You can't control geopolitics. But you can control how your household absorbs the shock.
Fuel: If you're within six months of a car change, the economics of switching to a hybrid or EV just improved. Electricity prices rise less than petrol when oil spikes — the grid runs mostly on gas and renewables, not oil. For now, apps like PetrolPrices help you find the cheapest local station, and supermarket loyalty fuel offers stretch further when prices are high.
Energy bills: Check your tariff. If you're on the Ofgem cap variable rate, compare fixed deals on Ofgem's switching site. A 12-month fix at a competitive rate locks in certainty. But read the exit penalties — if oil drops, you want to be able to switch again.
Savings: Higher-for-longer interest rates are actually good news if you have cash savings. With the base rate at 3.75%, easy-access accounts are still paying 4%+. If rate cuts are delayed, your savings benefit. See our guide on protecting your savings as rates evolve.

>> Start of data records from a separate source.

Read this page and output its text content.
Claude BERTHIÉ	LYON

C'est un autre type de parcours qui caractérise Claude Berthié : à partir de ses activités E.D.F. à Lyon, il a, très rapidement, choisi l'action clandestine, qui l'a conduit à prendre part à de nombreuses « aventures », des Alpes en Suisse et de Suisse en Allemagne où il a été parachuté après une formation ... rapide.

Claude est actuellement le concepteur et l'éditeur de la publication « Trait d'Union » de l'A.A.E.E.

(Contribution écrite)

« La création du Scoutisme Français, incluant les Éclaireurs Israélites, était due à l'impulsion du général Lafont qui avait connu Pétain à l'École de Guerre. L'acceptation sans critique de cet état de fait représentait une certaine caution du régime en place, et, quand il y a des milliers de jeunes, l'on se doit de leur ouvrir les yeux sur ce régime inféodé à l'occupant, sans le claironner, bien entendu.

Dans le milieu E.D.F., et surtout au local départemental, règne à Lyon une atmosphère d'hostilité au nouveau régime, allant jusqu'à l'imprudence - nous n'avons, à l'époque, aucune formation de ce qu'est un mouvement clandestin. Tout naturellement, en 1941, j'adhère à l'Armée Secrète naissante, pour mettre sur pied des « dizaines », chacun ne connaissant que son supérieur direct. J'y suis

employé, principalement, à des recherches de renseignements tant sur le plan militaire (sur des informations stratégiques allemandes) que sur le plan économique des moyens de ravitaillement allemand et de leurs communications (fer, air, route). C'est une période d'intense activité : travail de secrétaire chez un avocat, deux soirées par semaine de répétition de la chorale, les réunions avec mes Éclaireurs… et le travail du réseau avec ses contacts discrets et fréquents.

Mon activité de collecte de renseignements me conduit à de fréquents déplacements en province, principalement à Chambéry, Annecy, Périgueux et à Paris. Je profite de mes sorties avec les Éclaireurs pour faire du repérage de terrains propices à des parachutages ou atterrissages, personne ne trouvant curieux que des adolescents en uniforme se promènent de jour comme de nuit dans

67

Mortgages: If you're coming off a fix in the next 6 months, start shopping now. Most lenders let you lock a rate 6 months ahead. If swap rates keep rising, today's deals will look generous in hindsight. Our mortgage rate analysis covers the latest numbers.
ISA deadline: The ISA allowance resets on 5 April. If you have unused allowance, sheltering cash in a Cash ISA at 4%+ tax-free makes even more sense when inflation is rising — every pound of real return you can protect from tax matters more.
This article is for informational purposes only and does not constitute financial advice. You should seek independent financial advice before making any investment decisions.